The Experience of the Past

At the very least, there are two factors which can destabilize the process of establishing a political system in Egypt.

The first factor is the Army which can intervene into the election race. For example, in 1991 the Algerian military invalidated the results of the elections won by the Islamic Salvation Front. It resulted not only in a wave of terrorism but entailed a full-scale civil war. However, it is unlikely that the present Army leadership would choose to repeat the Algerian scenario in Egypt and would actively interfere into the electoral process, to say nothing of invalidating the election results. First, it would only fan up popular wrath (including people opposing Islamists and dissatisfied with injustice of the military) toward the Supreme Council of the Armed Forces. Second, the Egyptian Army can hardly count upon Western support like the Algerian military in 1991. The United States have repeatedly made it clear that they are unprepared to support military suppression of the opposition which had come to power through a democratic process.

The second factor is the disenchantment of Egyptian youth which was the principle driving force of the revolution but, eventually, found itself out of the picture of political power. An identical situation developed in Iran after the Islamic revolution of 1979 when the mujahiddins represented by the Iranian youth (in fact, without them the overthrow of the Shah’s regime would have been impossible) launched a war of terrorism on Islamists who took the reins of power into their hands. Certainly, one cannot rule out such a scenario in Egypt, as much will depend on how far Islamists would go in changing the Egyptian constitution, as well as on the results of the presidential race where Islamists promised to refrain from running for presidency.

In 2011 Egypt has embarked on the road of cardinal change. In its capacity of a leading country of the Arab world it will extensively determine the vector of further development of many nations of the region. In fact, gradual shaping of the Egyptian political elite focused on implanting Islamic values in the society is a new phenomenon in the country. As a result, the problem of the Islamists’ participation and influence on the Egyptian political life is no longer an outstanding issue on the agenda which by and large caused terrorist attacks.

To date, Salafites and Muslim Brotherhood have secured quite solid footing in Egypt. Unless the scenario of national development suggested by Islamists brings discredit, it seems impossible to discuss any alternative to say nothing of a new terrorist threat.

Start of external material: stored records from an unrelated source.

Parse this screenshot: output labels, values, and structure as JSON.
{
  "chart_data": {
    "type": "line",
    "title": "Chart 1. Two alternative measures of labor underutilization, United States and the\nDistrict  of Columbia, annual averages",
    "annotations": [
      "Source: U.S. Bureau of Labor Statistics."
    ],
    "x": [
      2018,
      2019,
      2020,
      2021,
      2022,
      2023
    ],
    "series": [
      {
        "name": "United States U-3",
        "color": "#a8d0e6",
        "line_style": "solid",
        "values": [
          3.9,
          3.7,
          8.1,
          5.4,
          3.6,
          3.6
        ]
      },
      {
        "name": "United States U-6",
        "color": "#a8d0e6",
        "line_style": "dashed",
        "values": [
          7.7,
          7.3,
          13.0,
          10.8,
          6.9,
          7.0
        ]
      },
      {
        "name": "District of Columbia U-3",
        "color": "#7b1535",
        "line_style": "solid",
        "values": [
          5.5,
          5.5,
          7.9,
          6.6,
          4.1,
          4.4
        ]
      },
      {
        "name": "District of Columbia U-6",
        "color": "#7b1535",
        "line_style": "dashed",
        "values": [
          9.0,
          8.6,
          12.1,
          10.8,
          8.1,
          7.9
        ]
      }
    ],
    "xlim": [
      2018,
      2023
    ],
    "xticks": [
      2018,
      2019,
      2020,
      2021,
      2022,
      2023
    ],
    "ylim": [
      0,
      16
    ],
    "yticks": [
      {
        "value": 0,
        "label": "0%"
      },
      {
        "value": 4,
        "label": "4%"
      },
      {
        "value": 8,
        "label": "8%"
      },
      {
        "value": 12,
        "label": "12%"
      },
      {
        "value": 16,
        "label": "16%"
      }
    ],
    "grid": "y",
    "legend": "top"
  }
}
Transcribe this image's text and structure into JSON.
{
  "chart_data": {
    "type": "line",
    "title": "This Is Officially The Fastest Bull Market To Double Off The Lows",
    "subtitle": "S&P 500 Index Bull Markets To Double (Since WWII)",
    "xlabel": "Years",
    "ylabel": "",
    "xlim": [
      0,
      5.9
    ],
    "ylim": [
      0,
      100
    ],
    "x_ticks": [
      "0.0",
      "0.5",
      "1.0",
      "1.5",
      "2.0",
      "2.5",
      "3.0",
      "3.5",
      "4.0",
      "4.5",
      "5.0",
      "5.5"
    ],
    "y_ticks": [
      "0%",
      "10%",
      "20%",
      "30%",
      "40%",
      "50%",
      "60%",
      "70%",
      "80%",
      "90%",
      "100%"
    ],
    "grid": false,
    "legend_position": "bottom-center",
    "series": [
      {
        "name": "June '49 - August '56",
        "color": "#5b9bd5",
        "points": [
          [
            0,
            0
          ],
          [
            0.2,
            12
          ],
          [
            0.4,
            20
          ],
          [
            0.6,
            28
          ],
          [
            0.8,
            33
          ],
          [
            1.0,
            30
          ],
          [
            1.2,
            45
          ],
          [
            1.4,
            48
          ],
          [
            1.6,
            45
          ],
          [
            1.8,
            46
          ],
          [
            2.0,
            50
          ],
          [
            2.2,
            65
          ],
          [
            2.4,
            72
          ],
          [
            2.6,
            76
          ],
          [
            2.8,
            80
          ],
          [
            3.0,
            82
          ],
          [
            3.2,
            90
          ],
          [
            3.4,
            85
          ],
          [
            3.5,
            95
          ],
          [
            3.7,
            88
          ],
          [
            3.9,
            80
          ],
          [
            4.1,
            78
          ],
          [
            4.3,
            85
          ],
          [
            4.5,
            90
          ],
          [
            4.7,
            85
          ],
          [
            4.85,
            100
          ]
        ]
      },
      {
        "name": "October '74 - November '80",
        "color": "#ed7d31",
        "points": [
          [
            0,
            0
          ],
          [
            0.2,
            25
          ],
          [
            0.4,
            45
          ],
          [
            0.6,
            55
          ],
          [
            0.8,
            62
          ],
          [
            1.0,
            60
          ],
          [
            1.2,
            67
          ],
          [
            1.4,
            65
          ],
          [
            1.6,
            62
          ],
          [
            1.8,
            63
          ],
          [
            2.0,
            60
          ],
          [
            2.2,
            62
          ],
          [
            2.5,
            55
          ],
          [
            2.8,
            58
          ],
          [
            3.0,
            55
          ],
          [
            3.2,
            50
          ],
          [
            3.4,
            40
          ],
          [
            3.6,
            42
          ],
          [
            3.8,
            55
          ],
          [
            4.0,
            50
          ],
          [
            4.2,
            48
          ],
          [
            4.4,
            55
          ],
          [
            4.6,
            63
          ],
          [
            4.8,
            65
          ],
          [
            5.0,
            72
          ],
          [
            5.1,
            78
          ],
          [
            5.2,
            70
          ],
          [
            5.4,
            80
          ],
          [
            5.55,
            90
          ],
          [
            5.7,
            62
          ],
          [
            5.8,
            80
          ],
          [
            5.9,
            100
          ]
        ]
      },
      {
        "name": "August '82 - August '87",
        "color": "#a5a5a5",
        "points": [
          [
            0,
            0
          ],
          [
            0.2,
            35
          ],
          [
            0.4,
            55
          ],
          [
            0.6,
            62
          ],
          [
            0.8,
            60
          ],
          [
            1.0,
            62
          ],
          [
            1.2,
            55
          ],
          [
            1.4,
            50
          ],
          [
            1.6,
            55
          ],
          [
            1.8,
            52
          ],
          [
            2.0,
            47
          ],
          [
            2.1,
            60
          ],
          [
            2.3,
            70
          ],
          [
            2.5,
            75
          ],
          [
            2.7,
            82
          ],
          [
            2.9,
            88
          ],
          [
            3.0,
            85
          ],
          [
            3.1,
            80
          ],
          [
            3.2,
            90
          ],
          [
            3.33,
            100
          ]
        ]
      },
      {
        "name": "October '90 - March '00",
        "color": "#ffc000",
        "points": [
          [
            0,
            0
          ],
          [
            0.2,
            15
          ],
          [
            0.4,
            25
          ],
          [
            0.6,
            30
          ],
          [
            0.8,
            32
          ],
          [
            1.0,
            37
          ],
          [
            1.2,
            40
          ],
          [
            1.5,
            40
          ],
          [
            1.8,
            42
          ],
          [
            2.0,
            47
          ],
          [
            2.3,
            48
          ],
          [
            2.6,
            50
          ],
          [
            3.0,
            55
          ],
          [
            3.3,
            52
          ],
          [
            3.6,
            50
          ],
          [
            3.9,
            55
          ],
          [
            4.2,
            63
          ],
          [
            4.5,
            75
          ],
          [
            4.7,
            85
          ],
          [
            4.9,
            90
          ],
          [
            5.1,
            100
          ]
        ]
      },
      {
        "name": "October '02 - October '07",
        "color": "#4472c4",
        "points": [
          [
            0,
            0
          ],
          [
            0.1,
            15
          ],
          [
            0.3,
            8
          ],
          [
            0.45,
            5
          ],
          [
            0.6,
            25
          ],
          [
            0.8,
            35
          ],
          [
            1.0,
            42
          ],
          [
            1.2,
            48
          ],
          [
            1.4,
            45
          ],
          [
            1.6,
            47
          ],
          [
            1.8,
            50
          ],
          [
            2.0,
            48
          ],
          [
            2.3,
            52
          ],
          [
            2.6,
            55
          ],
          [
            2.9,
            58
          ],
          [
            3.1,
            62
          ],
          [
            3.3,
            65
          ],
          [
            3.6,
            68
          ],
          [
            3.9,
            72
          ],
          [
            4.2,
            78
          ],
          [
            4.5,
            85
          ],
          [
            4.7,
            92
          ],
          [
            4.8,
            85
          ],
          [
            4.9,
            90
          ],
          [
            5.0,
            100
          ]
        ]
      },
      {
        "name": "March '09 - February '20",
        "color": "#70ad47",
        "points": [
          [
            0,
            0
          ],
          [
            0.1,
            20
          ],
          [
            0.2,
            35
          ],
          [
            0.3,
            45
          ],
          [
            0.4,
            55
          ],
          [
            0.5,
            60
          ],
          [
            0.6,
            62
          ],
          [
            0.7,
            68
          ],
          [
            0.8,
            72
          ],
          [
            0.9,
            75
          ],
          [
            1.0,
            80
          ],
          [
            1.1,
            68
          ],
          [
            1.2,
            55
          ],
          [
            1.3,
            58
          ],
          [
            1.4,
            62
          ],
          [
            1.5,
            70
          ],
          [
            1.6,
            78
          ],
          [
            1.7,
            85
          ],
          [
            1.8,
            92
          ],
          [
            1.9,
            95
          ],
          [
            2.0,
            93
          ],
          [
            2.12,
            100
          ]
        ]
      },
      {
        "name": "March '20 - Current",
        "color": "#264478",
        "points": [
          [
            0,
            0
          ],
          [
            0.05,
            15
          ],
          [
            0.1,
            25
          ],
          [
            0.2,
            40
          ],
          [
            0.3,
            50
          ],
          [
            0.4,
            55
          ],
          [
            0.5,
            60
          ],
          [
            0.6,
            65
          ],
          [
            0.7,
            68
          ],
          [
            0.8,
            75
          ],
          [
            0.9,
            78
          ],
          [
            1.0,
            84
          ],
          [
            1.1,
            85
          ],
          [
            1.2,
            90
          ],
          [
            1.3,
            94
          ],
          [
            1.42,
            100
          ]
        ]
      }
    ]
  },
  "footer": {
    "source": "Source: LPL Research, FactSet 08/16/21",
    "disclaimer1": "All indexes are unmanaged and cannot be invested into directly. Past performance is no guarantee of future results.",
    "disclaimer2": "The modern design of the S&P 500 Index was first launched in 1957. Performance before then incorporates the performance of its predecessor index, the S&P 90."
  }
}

It means that terrorism has defeated terrorism.

1. In 1994 Islamists presented foreign tourists with an ultimatum demanding to leave the country, and thereupon embarked on terrorism. The greatest public response was caused by the shooting of 18 Greek tourists near Europa Hotel in Cairo on April 18, 1996, arson of a bus with German tourists in the Egyptian capital on September 19, 1997 with 31 victims, and of course the incident in Lucsor on November 17, 1997 which shook the world. On that day Al-Gamaa Al-Islamia activists shot dead 61 people during an opera performance of Aida near the Hatshepsut Temple.

2. Since the introduction of amendments into the Criminal Code in June 1992 more and more civilians faced the tribunal: 48 persons in 1992, 312 – in 1993, 65 – in 1994, 143 – in 1995, and 70 persons in 1996.

3. See, e.g., Annual report of the National Council for Human Rights of Egypt. Cairo: Cairo Publishing House. 2007.

4. See, e.g., Agreement on crime-fighting cooperation between the Governments of the Russian Federation and the Arab Republic of Egypt of 1997.

5. By 2010 the Egyptian Government was soliciting the extradition of about 300 nationals residing abroad.